3 Un historien remarque : « Il est intéressant de noter comment, dès cette époque, le parallèle est frappant entre la commission des poids et mesures et la commission du calendrier : dans les deux cas, les idéologues et les politiques entourent, encadrent les scientifiques, les buts des uns étant très différents de ceux des autres. Il en sera de même pour l’établissement du calendrier républicain. » (Michel FROESCHLÉ, « À propos du calendrier républicain : Romme et l’astronomie », Annales historiques de la Révolution française, no 304 « Gilbert Romme. Actes du colloque de Riom (19-20 mai 1995) », avril-juin 1996, p. 303-325).

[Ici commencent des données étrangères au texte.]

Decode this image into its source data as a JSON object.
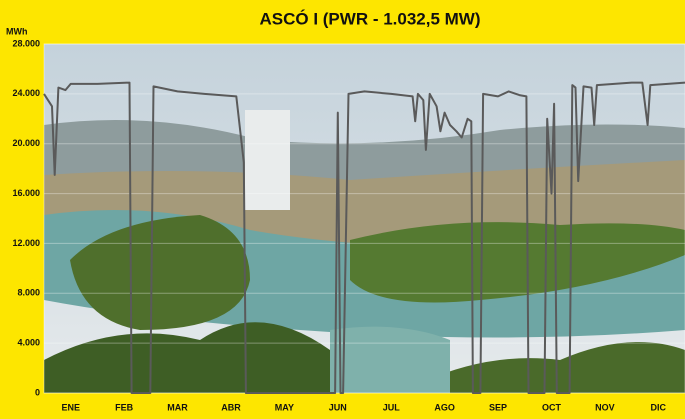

4 S. HAHN, « Conférence donnée au Collège de France le 21 mai 1984 » (notes personnelles de l’auteur).
5 En 1889, le mètre étalon conservé au Pavillon de Breteuil (Bureau International des Poids et Mesures) fut remplacé par une barre en alliage de platine-irridium, moins sensible à la dilatation. Depuis 1983, le mètre a cessé d’être une mesure absolue, puisqu’il se rapporte désormais à la seconde. C’est « la longueur du trajet parcouru par la lumière dans le vide pendant une durée d’un 299 792 458ème de seconde ». Et cette seconde est elle-même définie en relation avec les radiations d’un atome de césium supposé être à la température (impossible à atteindre) de 0° Kelvin, le zéro absolu.
6 P.-S. de LAPLACE, Rapport sur la vérification du mètre…, op. cit., p. 4-5.